The Pub. Sts. c. 167, § 21, prescribe a rule of evidence and practice, rather than a rule of pleading. The production of a paper without evidence of its authenticity would not entitle the party producing it to put it in evidence. Warner v. Brooks, 14 Gray, 109. This section enacts that “ signatures to written *349instruments declared on or set forth as a cause of action, or as a ground of defence or set-off, shall be taken as admitted, unless the party sought to be charged thereby files in court, within the time allowed for an answer, a special denial of the genuineness thereof, and a demand that they shall be proved at the trial.” Even if this special denial and demand could be incorporated with an answer, it is different from an answer properly so called, and contemplates that there is an answer to which it relates. It is a notice that, under the pleadings, the opposing party must not rely upon the production of the paper declared on or set forth, but must prove the signature thereto. The object of the statute being to save the party relying on a written instrument the trouble and expense of proving the signature thereof, the adverse party compels him to make that proof by assuming the responsibility of this special denial and demand.

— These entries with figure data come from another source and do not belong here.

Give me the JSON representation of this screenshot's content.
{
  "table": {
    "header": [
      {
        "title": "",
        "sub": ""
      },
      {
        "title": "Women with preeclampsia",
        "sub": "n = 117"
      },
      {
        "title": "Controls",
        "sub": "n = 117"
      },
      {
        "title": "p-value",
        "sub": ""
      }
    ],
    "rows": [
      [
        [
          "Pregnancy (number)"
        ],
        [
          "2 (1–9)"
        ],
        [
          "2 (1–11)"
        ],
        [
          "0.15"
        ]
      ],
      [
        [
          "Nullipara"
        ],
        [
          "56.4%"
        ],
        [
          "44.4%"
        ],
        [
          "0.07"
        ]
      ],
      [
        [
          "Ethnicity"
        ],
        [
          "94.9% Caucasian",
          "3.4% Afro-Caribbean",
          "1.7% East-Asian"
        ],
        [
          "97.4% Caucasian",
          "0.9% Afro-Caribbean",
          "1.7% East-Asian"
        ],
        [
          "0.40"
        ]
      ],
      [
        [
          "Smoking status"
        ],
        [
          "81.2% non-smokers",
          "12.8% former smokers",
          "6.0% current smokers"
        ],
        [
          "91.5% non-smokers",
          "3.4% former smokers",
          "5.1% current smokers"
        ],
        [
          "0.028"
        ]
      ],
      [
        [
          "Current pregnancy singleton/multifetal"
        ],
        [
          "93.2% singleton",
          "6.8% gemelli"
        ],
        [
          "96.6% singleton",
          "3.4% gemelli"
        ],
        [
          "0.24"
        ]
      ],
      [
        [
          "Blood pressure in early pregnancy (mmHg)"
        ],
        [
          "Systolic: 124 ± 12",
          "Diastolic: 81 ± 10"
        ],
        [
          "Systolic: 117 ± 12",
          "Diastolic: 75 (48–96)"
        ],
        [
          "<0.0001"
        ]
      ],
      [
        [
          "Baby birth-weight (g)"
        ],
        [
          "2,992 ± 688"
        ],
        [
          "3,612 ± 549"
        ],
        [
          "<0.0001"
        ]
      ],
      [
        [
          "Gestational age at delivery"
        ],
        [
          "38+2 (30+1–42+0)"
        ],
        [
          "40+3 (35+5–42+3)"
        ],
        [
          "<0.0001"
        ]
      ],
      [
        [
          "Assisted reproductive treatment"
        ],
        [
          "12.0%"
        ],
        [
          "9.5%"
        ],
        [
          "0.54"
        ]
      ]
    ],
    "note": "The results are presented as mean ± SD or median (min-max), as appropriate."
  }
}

However much the party defendant may change his answer, either by addition or substitution, the plaintiff, so long as this denial and demand are not withdrawn, cannot rely upon the rule of evidence which the statute has provided for his benefit. The defendant had pleaded orally in the lower court, as he might do, but had filed in writing the special denial and demand. When he filed a new answer in the Superior Court, this special denial was not withdrawn. Having been seasonably filed in the lower court, it was transmitted to the Superior Court, and was properly before it. Pub. Sts. a'. 155, § 34. It did not require to be there again filed in order to deprive the plaintiff of the advantage he would have had in his proof, if it had not been filed. Manson v. Arnold, 126 Mass. 399. The case was without doubt to be tried in the Superior Court upon the issue there raised, but this special denial was directly germane to -that issue, and to the evidence by which that issue was to be sustained. The special denial and demand were in the form required by the statute. We are therefore of opinion that the presiding judge rightly ruled that it was necessary for the plaintiff to offer evidence in order to prove the genuineness of the signature of the note. Exceptions overruled.